2004-10-22

Jewison's Unabashed Bashing

Saw The Statement last night. A very tidy fictional account of a Nazi collaborator during the Vichy France regime coming to justice five decades after the fact. The premise: Brossard (Michael Caine) is being hunted by a Jewish group avenging his execution of seven innocent jews during the second world war. The movie is based on the book of the same name by Brian Moore.

In the course of the movie, we learn that Brossard has been haunted by the incident for the past fifty years, and has been living in fear and hiding. He was supported financially and given sanctuary by the mysterious Chevaliers de Ste Marie, an order of the Catholic Church. He was also helped along by various members of the French police. Now sought on charges of crimes against humanity and pursued by contract killers, Brossard's supports crumble from beneath him. Tilda Swinton plays the leggy, impulsive judge out for justice, whose character coincidentally shares a surname with one of Brossard's victims. She is assisted by an army colonel charmingly played by Jeremy Northam, as the police cannot be trusted.

In the end, a desperate, remorseful and panic-stricken Brossard is gunned down. The avenging Jewish organization is revealed to be a sham created by police officials covering their tracks. They, too, are exposed. Justice is served with minimal intervention of the law. The Catholic Church is tarred as well. Jewish people in the film are either victims of the war crime or pursuers in high office, but none of them muss their coattails in the gutter with the Nazis, Vichy collaborators, French police, or the prototypical anti-semites, the Catholic Church. Hm. Pretty tidy.
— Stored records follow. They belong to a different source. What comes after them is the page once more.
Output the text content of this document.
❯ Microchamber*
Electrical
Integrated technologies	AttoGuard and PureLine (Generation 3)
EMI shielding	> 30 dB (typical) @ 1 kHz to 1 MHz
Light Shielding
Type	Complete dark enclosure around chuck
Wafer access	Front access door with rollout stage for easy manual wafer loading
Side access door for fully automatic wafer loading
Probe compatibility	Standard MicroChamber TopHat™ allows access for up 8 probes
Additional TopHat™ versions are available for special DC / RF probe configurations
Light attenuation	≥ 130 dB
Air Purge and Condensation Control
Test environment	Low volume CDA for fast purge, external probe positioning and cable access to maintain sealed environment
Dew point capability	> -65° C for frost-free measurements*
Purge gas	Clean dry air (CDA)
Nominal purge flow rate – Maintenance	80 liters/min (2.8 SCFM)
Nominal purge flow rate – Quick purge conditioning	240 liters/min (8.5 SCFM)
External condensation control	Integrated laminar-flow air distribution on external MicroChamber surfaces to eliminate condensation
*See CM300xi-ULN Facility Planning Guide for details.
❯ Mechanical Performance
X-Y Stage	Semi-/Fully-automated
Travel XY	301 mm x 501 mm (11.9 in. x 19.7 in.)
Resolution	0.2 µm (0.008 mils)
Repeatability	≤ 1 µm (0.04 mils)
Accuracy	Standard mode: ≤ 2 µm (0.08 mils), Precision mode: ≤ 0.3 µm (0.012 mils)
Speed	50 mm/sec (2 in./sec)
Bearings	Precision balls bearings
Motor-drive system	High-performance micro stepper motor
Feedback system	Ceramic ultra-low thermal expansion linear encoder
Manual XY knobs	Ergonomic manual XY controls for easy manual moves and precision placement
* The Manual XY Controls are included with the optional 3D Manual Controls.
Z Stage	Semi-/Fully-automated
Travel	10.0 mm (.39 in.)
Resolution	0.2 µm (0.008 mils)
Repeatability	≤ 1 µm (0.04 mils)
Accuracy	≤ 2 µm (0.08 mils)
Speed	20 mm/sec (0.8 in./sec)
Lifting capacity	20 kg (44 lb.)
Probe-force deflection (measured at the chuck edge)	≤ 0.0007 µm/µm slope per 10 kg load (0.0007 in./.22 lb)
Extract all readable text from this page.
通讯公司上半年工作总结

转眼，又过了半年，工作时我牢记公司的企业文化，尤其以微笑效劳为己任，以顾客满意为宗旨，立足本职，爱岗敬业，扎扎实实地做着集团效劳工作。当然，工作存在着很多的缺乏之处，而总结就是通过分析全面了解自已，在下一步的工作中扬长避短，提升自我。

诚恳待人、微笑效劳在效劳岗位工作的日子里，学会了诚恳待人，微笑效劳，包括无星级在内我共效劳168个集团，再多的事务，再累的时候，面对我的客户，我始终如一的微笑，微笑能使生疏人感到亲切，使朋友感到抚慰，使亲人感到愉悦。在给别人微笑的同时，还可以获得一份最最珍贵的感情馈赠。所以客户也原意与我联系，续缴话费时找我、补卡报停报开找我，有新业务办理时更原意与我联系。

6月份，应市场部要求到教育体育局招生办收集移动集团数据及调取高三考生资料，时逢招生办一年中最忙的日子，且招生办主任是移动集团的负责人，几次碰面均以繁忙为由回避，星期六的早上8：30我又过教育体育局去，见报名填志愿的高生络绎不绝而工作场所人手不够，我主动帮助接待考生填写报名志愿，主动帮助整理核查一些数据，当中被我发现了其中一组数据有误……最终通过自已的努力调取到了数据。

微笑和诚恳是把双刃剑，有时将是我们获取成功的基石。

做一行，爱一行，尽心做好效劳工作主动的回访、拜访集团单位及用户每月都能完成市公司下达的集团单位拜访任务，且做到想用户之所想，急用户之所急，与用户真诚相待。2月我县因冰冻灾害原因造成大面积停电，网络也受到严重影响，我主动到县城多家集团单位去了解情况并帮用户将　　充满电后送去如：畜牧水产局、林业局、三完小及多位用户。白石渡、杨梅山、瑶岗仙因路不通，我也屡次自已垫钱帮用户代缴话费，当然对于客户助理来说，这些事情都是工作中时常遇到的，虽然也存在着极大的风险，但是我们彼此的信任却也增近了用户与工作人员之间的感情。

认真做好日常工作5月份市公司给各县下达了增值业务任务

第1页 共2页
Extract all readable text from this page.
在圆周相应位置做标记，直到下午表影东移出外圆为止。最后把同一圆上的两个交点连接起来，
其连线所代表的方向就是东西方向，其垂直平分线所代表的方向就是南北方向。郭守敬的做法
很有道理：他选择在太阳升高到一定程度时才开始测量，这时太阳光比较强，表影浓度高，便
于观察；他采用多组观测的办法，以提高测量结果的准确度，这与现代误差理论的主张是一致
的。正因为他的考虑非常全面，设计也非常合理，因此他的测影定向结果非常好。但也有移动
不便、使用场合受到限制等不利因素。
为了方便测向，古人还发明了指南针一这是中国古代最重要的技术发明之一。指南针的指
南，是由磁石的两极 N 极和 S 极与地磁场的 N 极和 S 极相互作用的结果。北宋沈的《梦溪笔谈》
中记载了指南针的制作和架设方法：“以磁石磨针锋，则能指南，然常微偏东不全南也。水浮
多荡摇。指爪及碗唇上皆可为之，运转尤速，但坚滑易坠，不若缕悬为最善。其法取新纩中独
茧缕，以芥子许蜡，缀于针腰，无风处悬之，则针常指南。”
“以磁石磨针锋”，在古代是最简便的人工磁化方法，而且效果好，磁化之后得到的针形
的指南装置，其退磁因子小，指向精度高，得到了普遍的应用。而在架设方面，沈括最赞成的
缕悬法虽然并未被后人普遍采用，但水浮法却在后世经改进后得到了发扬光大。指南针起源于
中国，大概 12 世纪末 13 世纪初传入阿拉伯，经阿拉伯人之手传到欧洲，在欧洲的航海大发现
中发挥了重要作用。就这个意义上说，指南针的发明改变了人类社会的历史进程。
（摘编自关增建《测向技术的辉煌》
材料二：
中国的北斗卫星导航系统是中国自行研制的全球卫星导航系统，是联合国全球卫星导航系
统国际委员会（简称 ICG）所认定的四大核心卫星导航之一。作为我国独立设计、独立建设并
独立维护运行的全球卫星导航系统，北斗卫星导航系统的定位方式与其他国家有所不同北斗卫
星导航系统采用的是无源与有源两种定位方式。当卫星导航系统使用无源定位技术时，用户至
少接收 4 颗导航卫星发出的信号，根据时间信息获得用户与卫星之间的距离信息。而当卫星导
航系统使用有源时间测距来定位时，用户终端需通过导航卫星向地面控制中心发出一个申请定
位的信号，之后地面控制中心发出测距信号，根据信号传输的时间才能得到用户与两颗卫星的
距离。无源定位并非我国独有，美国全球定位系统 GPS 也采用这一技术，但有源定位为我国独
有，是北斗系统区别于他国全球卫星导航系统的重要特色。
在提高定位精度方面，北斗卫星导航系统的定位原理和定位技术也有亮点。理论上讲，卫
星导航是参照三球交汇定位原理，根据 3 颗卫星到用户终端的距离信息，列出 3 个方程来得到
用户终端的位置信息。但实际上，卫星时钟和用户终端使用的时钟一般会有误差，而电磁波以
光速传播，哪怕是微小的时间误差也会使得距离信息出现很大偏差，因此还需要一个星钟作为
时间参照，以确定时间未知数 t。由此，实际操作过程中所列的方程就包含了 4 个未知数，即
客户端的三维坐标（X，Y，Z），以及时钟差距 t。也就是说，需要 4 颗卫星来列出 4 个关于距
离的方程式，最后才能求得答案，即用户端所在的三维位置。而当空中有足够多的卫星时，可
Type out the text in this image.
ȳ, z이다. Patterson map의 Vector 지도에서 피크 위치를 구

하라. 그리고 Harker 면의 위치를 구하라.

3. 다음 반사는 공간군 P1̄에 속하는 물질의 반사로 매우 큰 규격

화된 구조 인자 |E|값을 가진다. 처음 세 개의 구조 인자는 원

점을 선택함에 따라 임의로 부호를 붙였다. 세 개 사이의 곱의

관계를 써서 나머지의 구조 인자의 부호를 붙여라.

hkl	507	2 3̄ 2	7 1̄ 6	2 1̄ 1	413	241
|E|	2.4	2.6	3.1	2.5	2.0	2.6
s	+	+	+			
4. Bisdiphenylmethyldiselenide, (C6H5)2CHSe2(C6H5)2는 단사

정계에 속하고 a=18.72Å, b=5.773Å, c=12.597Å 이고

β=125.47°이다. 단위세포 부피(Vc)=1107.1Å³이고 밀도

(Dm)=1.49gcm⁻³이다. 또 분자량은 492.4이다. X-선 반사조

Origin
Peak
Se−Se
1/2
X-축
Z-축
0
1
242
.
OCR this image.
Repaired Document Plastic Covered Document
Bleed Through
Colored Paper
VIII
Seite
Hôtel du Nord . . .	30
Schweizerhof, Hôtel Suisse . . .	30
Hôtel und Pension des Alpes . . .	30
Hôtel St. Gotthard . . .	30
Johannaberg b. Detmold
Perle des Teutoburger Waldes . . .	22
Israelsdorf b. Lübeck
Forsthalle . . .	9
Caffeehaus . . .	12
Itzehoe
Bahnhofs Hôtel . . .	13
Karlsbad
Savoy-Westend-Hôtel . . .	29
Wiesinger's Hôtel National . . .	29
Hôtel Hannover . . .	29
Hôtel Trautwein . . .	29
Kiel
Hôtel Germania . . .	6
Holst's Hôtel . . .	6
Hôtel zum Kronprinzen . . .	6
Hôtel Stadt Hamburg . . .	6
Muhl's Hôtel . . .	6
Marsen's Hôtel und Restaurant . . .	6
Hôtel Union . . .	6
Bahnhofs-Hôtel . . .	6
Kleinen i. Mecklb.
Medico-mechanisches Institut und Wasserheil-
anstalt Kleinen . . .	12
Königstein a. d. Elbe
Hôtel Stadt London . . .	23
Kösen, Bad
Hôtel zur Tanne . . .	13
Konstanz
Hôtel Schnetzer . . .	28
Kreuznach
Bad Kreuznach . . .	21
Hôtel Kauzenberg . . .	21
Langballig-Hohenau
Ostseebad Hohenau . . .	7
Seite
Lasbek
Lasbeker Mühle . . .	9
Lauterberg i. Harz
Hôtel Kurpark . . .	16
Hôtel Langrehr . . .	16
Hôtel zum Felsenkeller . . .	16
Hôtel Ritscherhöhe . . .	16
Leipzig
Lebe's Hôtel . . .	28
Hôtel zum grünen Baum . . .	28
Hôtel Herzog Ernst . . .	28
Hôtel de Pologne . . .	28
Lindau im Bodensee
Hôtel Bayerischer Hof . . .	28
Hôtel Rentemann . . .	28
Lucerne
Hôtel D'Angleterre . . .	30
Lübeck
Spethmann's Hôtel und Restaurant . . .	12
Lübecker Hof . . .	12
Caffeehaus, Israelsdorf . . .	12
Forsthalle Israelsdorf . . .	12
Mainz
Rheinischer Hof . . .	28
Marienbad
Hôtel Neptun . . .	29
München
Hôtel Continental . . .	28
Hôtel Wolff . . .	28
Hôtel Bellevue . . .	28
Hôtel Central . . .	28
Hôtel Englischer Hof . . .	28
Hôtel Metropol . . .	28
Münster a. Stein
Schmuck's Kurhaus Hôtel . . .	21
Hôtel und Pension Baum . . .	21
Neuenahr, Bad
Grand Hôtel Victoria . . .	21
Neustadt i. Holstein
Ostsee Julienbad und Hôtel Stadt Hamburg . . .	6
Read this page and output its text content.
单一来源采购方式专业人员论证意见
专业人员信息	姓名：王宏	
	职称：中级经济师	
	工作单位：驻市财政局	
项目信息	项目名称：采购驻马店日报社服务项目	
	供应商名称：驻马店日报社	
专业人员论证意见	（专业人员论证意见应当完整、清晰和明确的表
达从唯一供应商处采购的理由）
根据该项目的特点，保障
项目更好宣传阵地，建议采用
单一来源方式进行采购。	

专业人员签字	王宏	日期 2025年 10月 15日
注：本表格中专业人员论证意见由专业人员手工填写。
Michael Caine is great in this film. Through much of it, he is a snivelling and hysterical fugitive. But there are moments of quiet cruelty that reveal the essence of the man. I was not sorry when he died, except for regretting that I had sat through such a slanted and retaliatory film. It is as if Jewison is saying, "Let us not forget that six decades ago, the Nazis were not the only culprits. Here are a bunch of other people we should blame and never forgive." How healthy and constructive that must be for the Jewish community.